Real Life

How the Christchurch earthquake helped me learn to paint

Amanda Anthony (30) has perfected the art of bringing people together.

I’m the owner and host of Paint ‘n’ Sip in Christchurch – we offer a chance to let loose and have fun, to have a drink and try something new. We’re not doing fine art, it’s fun art, but we have experienced artists in studio to show techniques, so at every class you’ll learn something different.

What I enjoy seeing is the people who walk out with a smile because they are so proud of themselves for trying something they have never done before.

The ones who tell me, ’I can’t paint, I can’t even draw a stick figure’ are the ones who get so entranced you can’t stop them! There are also those who have never painted before and they unearth a natural talent. Friends might have dragged them along but the inner artist just comes out.

Of course, there are also the ones who, after a few sips, will turn any type of painting into parts of the anatomy!

We’ve had children as young as two – where there’s no sipping of course – and some aged in their late eighties. We’ve even hosted a stag party with 28 guys in the studio. They painted the groom in pink undies and high heels, and he dragged his ball and chain. After that, I swore we’d never do a stag do again, but we hosted a couple more.

There are hen parties, birthdays and team building, but Paint ‘n’ Sip really came about so that people could reconnect and socialise in the wake of tragedy.

I arrived in Christchurch with my Kiwi fiancé Shannon three weeks before the devastating February earthquake struck in 2011.

On the day, I was working in Manchester St in the city and I remember the people pouring out of buildings, covered in liquefaction, the women pulling off their high heels just so they could get out of there.

I’m from New Orleans, so I’d already witnessed several natural disasters. I was 19 and studying in Baton Rouge when Hurricane Katrina struck. My mother’s house flooded and my grandparents had to demolish their house due to flooding.

The two disasters were quite different – New Orleans didn’t lose its city but rather its suburbs, but people felt the same feelings there that they did in Christchurch. It’s a vulnerability of not knowing what to do next. In natural disasters, it’s always the community spirit that brings back hope.
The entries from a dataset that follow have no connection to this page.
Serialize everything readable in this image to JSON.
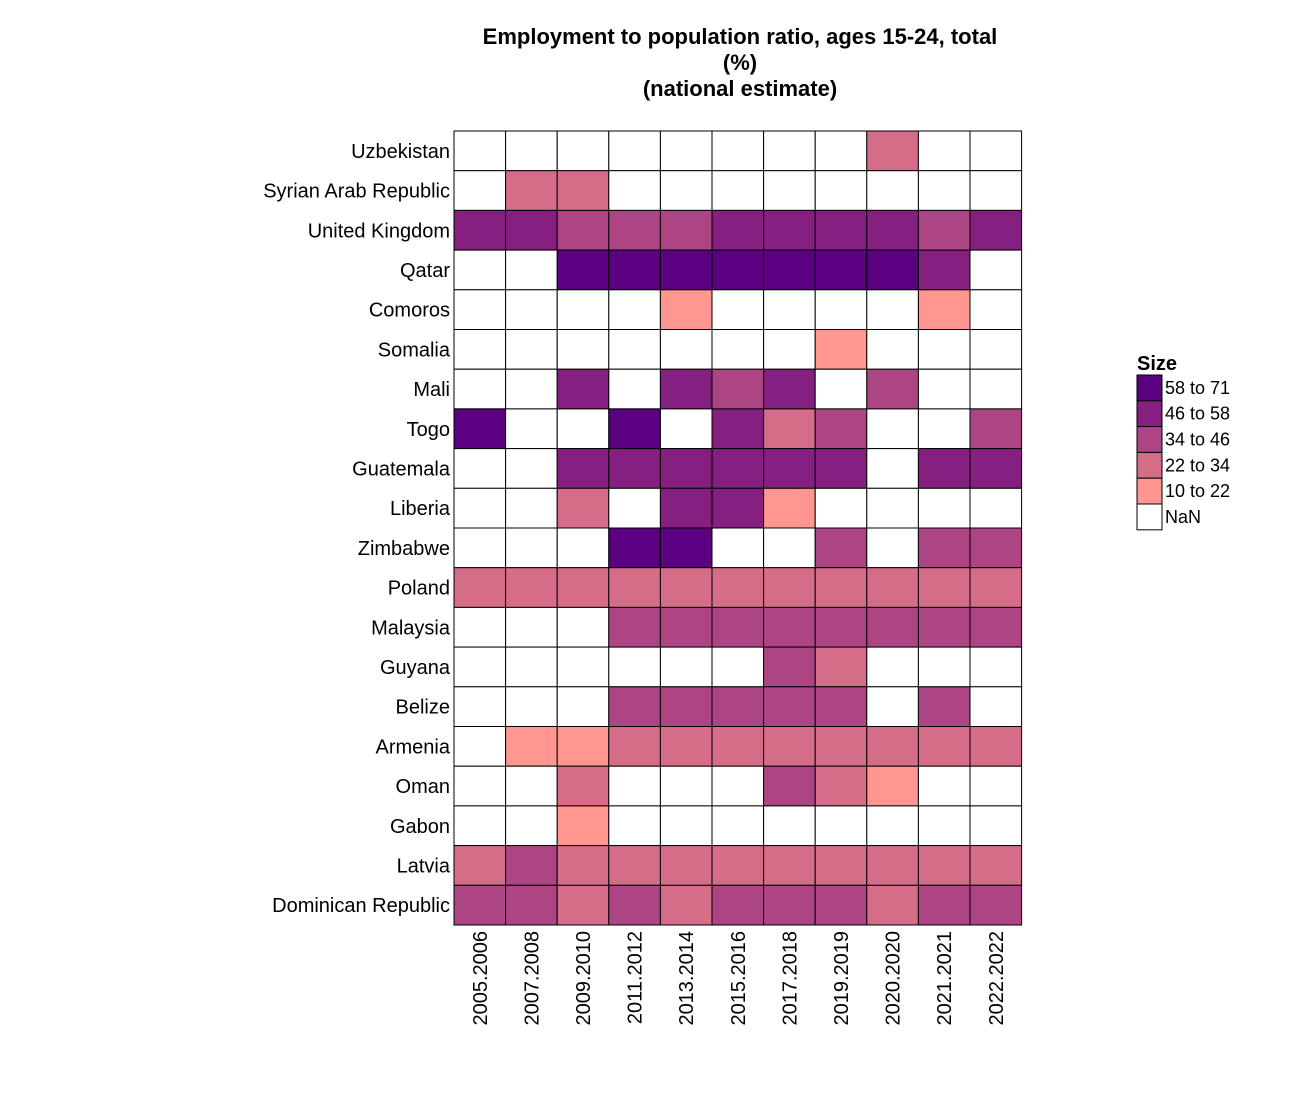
{
  "chart_data": {
    "type": "heatmap",
    "title_lines": [
      "Employment to population ratio, ages 15-24, total",
      "(%)",
      "(national estimate)"
    ],
    "xlabel": "",
    "ylabel": "",
    "columns": [
      "2005.2006",
      "2007.2008",
      "2009.2010",
      "2011.2012",
      "2013.2014",
      "2015.2016",
      "2017.2018",
      "2019.2019",
      "2020.2020",
      "2021.2021",
      "2022.2022"
    ],
    "rows": [
      "Uzbekistan",
      "Syrian Arab Republic",
      "United Kingdom",
      "Qatar",
      "Comoros",
      "Somalia",
      "Mali",
      "Togo",
      "Guatemala",
      "Liberia",
      "Zimbabwe",
      "Poland",
      "Malaysia",
      "Guyana",
      "Belize",
      "Armenia",
      "Oman",
      "Gabon",
      "Latvia",
      "Dominican Republic"
    ],
    "categories_matrix": [
      [
        5,
        5,
        5,
        5,
        5,
        5,
        5,
        5,
        3,
        5,
        5
      ],
      [
        5,
        3,
        3,
        5,
        5,
        5,
        5,
        5,
        5,
        5,
        5
      ],
      [
        1,
        1,
        2,
        2,
        2,
        1,
        1,
        1,
        1,
        2,
        1
      ],
      [
        5,
        5,
        0,
        0,
        0,
        0,
        0,
        0,
        0,
        1,
        5
      ],
      [
        5,
        5,
        5,
        5,
        4,
        5,
        5,
        5,
        5,
        4,
        5
      ],
      [
        5,
        5,
        5,
        5,
        5,
        5,
        5,
        4,
        5,
        5,
        5
      ],
      [
        5,
        5,
        1,
        5,
        1,
        2,
        1,
        5,
        2,
        5,
        5
      ],
      [
        0,
        5,
        5,
        0,
        5,
        1,
        3,
        2,
        5,
        5,
        2
      ],
      [
        5,
        5,
        1,
        1,
        1,
        1,
        1,
        1,
        5,
        1,
        1
      ],
      [
        5,
        5,
        3,
        5,
        1,
        1,
        4,
        5,
        5,
        5,
        5
      ],
      [
        5,
        5,
        5,
        0,
        0,
        5,
        5,
        2,
        5,
        2,
        2
      ],
      [
        3,
        3,
        3,
        3,
        3,
        3,
        3,
        3,
        3,
        3,
        3
      ],
      [
        5,
        5,
        5,
        2,
        2,
        2,
        2,
        2,
        2,
        2,
        2
      ],
      [
        5,
        5,
        5,
        5,
        5,
        5,
        2,
        3,
        5,
        5,
        5
      ],
      [
        5,
        5,
        5,
        2,
        2,
        2,
        2,
        2,
        5,
        2,
        5
      ],
      [
        5,
        4,
        4,
        3,
        3,
        3,
        3,
        3,
        3,
        3,
        3
      ],
      [
        5,
        5,
        3,
        5,
        5,
        5,
        2,
        3,
        4,
        5,
        5
      ],
      [
        5,
        5,
        4,
        5,
        5,
        5,
        5,
        5,
        5,
        5,
        5
      ],
      [
        3,
        2,
        3,
        3,
        3,
        3,
        3,
        3,
        3,
        3,
        3
      ],
      [
        2,
        2,
        3,
        2,
        3,
        2,
        2,
        2,
        3,
        2,
        2
      ]
    ],
    "legend": {
      "title": "Size",
      "placement": "right",
      "bins": [
        {
          "label": "58 to 71",
          "color": "#5a0080"
        },
        {
          "label": "46 to 58",
          "color": "#852080"
        },
        {
          "label": "34 to 46",
          "color": "#ad4585"
        },
        {
          "label": "22 to 34",
          "color": "#d66d88"
        },
        {
          "label": "10 to 22",
          "color": "#ff9690"
        },
        {
          "label": "NaN",
          "color": "#ffffff"
        }
      ]
    },
    "grid": true
  }
}
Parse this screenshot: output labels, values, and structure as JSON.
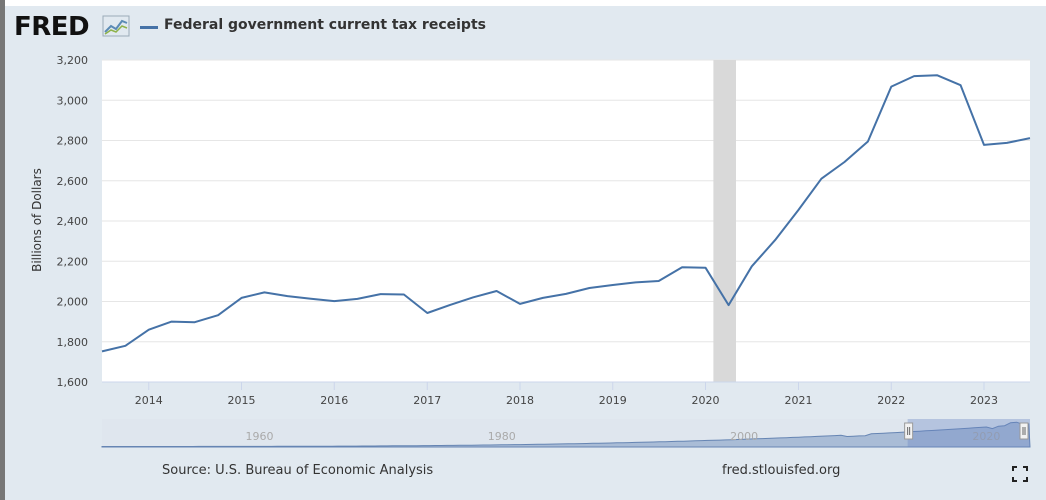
{
  "header": {
    "logo_text": "FRED",
    "logo_icon": "line-graph-icon",
    "legend_label": "Federal government current tax receipts"
  },
  "footer": {
    "source": "Source: U.S. Bureau of Economic Analysis",
    "site": "fred.stlouisfed.org",
    "fullscreen_icon": "expand-icon"
  },
  "colors": {
    "series": "#4572a7",
    "recession": "#d9d9d9",
    "background": "#e1e9f0",
    "plot_bg": "#ffffff"
  },
  "chart_data": {
    "type": "line",
    "title": "",
    "xlabel": "",
    "ylabel": "Billions of Dollars",
    "ylim": [
      1600,
      3200
    ],
    "y_ticks": [
      1600,
      1800,
      2000,
      2200,
      2400,
      2600,
      2800,
      3000,
      3200
    ],
    "y_tick_labels": [
      "1,600",
      "1,800",
      "2,000",
      "2,200",
      "2,400",
      "2,600",
      "2,800",
      "3,000",
      "3,200"
    ],
    "xlim": [
      "2013-07-01",
      "2023-07-01"
    ],
    "x_ticks": [
      "2014",
      "2015",
      "2016",
      "2017",
      "2018",
      "2019",
      "2020",
      "2021",
      "2022",
      "2023"
    ],
    "grid": true,
    "legend": "top-left",
    "recession_shading": [
      [
        "2020-02-01",
        "2020-04-30"
      ]
    ],
    "series": [
      {
        "name": "Federal government current tax receipts",
        "color": "#4572a7",
        "points": [
          [
            "2013-07-01",
            1752
          ],
          [
            "2013-10-01",
            1780
          ],
          [
            "2014-01-01",
            1860
          ],
          [
            "2014-04-01",
            1900
          ],
          [
            "2014-07-01",
            1897
          ],
          [
            "2014-10-01",
            1932
          ],
          [
            "2015-01-01",
            2018
          ],
          [
            "2015-04-01",
            2045
          ],
          [
            "2015-07-01",
            2027
          ],
          [
            "2015-10-01",
            2014
          ],
          [
            "2016-01-01",
            2002
          ],
          [
            "2016-04-01",
            2013
          ],
          [
            "2016-07-01",
            2037
          ],
          [
            "2016-10-01",
            2035
          ],
          [
            "2017-01-01",
            1943
          ],
          [
            "2017-04-01",
            1983
          ],
          [
            "2017-07-01",
            2021
          ],
          [
            "2017-10-01",
            2052
          ],
          [
            "2018-01-01",
            1988
          ],
          [
            "2018-04-01",
            2018
          ],
          [
            "2018-07-01",
            2038
          ],
          [
            "2018-10-01",
            2067
          ],
          [
            "2019-01-01",
            2082
          ],
          [
            "2019-04-01",
            2095
          ],
          [
            "2019-07-01",
            2102
          ],
          [
            "2019-10-01",
            2170
          ],
          [
            "2020-01-01",
            2168
          ],
          [
            "2020-04-01",
            1982
          ],
          [
            "2020-07-01",
            2175
          ],
          [
            "2020-10-01",
            2305
          ],
          [
            "2021-01-01",
            2455
          ],
          [
            "2021-04-01",
            2610
          ],
          [
            "2021-07-01",
            2693
          ],
          [
            "2021-10-01",
            2795
          ],
          [
            "2022-01-01",
            3068
          ],
          [
            "2022-04-01",
            3120
          ],
          [
            "2022-07-01",
            3124
          ],
          [
            "2022-10-01",
            3075
          ],
          [
            "2023-01-01",
            2778
          ],
          [
            "2023-04-01",
            2788
          ],
          [
            "2023-07-01",
            2812
          ]
        ]
      }
    ],
    "navigator": {
      "tick_labels": [
        "1960",
        "1980",
        "2000",
        "2020"
      ],
      "range_start": "1947",
      "range_end": "2023"
    }
  }
}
It was in New Orleans, following Hurricane Katrina, where the business concept for Paint ‘n’ Sip first began. At first, the classes were a way to fundraise for people who needed clothes or food, but it soon became a great way for people to get away from their reality, of dealing with insurance companies or repairing their houses.

I first saw pictures of my friends on Facebook at these Paint ‘n’ Sip classes and I thought, ‘How the hell do they know how to paint, what is this?’

Being a world away from my friends and family in the States, I wasn’t having that social connection, especially in a post-quake city and I wanted to do something to get people having fun again.

It just so happened a friend of mine had taken Paint ‘n’ Sip to New York, so I spoke to her about how to set it up in Christchurch. I wanted to bring people back into the CBD, which was probably a bit naïve, but I had big goals! The rent was astronomical and the landlords thought my business idea was too risky so they wouldn’t take me on.

We moved to the suburb of Ilam, which was a blessing. The neighbourhood is really supportive and our teachers have come through the Ilam School of Fine Arts.

I had my fair share of sceptics, people who would walk in and say, ‘This is never going to work.’ I even received an email from a local artist who told me what I was doing was a commercialised disgrace and shame on me.

I was shocked. Even now when I tell people what I do, they say, ‘Is that a thing? How does that even work?’ But when I show them a photo, they can see that everyone is just having fun.

It’s taken us two years, but Paint ‘n’ Sip has gone from everyone saying, ‘no, no, no’ to ‘yes!’

We’ve now expanded to Queenstown and last year, we were a finalist in the Champion Canterbury Business Awards. We didn’t win but we didn’t care, it was awesome to be up against businesses that had been around for 15 years.

And another great thing is I’ve learned to paint now. I’d never picked up a paintbrush and I never had any desire to.

I may not be off to pursue a career in fine arts, but it shows that painting is something people can pick up and do, you just have to do it. If I can do it, anyone can!